When I consider what I was like just five years ago, I find that past version of myself to be quite stupid in a lot of ways, full of mistaken assumptions.
Looking back at the old you

Dear Dr K,

When I consider what I was like just five years ago, I find that past version of myself to be quite stupid in a lot of ways, full of mistaken assumptions. I feel like I am now much wiser than I used to be, but what if five years from now I discover that my 2013 self was just as stupid and misguided?

Pascha Taap

Dear Pascha,

As soon as you are old enough to feel nostalgia for the first time, you simultaneously become capable of recognising all the poor judgement of your youth. ‘Youth’ can mean anything in this context; like you said, memories from five years ago are enough to embarrass you. As a 15-year-old you will remember the things you did when you were 10 years old and slap your forehead as you wonder how you could have said or done the things you had done at that age.

You might believe that this is the process of turning into an adult, becoming the final, complete version of yourself which, once attained, will remain largely unchanged for the rest of your life. According to a new psychology study, however, it turns out that we never reach this state of completion. The changes in your personality and preferences will certainly be more dramatic and marked going from a teenager to a young adult, but that doesn’t mean there is an age when you reach a certain fixed state. Even your grandparents (if they are still around) are changing. Maybe your grandmother finds the Tamil soap operas she used to watch five or 10 years ago embarrassing in comparison to the ones she watches today (although that makes the assumption that the soap operas have changed over the years, which I am not sure they have).
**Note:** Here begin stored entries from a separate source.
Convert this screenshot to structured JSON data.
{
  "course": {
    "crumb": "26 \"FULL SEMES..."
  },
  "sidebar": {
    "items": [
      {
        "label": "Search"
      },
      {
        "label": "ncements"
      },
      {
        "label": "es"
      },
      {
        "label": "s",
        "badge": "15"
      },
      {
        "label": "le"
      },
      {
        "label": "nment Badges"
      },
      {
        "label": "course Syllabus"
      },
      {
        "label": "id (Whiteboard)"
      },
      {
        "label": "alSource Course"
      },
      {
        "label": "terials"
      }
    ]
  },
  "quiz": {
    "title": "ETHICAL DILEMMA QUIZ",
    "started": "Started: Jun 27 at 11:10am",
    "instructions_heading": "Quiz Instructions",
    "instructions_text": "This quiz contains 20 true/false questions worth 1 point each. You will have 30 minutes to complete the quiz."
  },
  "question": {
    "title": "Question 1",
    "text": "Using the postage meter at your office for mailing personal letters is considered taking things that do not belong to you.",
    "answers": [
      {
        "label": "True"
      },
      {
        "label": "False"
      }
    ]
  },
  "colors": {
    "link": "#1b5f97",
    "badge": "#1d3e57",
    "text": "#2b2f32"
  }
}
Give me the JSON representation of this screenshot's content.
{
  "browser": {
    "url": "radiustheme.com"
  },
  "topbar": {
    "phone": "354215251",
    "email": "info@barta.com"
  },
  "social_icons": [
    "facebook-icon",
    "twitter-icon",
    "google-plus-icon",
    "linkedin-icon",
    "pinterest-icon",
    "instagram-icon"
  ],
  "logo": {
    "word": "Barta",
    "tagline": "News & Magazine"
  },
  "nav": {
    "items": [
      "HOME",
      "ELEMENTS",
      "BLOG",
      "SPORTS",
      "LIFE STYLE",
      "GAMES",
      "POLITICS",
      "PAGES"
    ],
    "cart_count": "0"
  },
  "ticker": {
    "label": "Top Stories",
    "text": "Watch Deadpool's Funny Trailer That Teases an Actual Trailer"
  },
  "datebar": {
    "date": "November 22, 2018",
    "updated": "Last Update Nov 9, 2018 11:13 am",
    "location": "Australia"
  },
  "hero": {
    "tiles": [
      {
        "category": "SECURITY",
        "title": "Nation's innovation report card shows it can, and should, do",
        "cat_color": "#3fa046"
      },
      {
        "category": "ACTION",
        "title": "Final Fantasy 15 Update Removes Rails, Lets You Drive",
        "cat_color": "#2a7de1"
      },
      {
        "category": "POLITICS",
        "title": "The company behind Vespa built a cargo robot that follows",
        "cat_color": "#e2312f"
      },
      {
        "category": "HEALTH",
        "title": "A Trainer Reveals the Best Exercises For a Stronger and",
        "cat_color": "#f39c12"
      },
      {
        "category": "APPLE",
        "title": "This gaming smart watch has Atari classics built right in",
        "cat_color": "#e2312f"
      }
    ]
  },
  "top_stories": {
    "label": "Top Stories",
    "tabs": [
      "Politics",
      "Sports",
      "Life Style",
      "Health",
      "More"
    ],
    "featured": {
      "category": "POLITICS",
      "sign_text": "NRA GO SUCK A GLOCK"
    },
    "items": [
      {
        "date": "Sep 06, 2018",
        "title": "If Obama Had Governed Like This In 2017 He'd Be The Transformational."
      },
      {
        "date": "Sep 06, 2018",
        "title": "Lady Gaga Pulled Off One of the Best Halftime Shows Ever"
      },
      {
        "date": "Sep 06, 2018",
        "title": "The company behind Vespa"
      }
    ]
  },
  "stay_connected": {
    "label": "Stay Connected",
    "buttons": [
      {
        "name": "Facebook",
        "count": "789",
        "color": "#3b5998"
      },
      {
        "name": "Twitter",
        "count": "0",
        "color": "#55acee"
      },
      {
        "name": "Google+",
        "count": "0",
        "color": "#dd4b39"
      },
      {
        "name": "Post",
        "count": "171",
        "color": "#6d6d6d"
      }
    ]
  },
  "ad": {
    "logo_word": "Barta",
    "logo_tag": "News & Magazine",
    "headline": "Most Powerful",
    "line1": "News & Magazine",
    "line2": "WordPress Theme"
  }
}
I for example, five years ago, was a sworn devotee of bananas. I believed that they were the best fruit in terms of texture, packaging, and had an unmatchable flavour. I believed that I would cherish bananas for the rest of my life with the same intensity that I did then. Today, however, I find my enthusiasm for bananas waning. I still hold enormous respect for them, but I think my pomological preferences may be changing. I may even prefer oranges to bananas, something I could never have predicted five years ago.

The mistake we all make is believing that we have arrived, or almost arrived, at some final version of ourselves, when the truth is that each and every one of us is a work in constant progress, until the day we die, and we reach completion in death only because we can’t change any further, besides turning from flesh into dust.

Which is not to say that nothing stands the test of time and that your personality is completely overhauled every few years.

The parts of your personality that manage to stick, that you aren’t embarrassed by in retrospect, are what really make you who you are. The problem, however, is knowing what is going to stick permanently and what might end up changing in the future. The best you can do is not to be yourself but try and anticipate who you will be in five years and pretend at all times like you are your future self.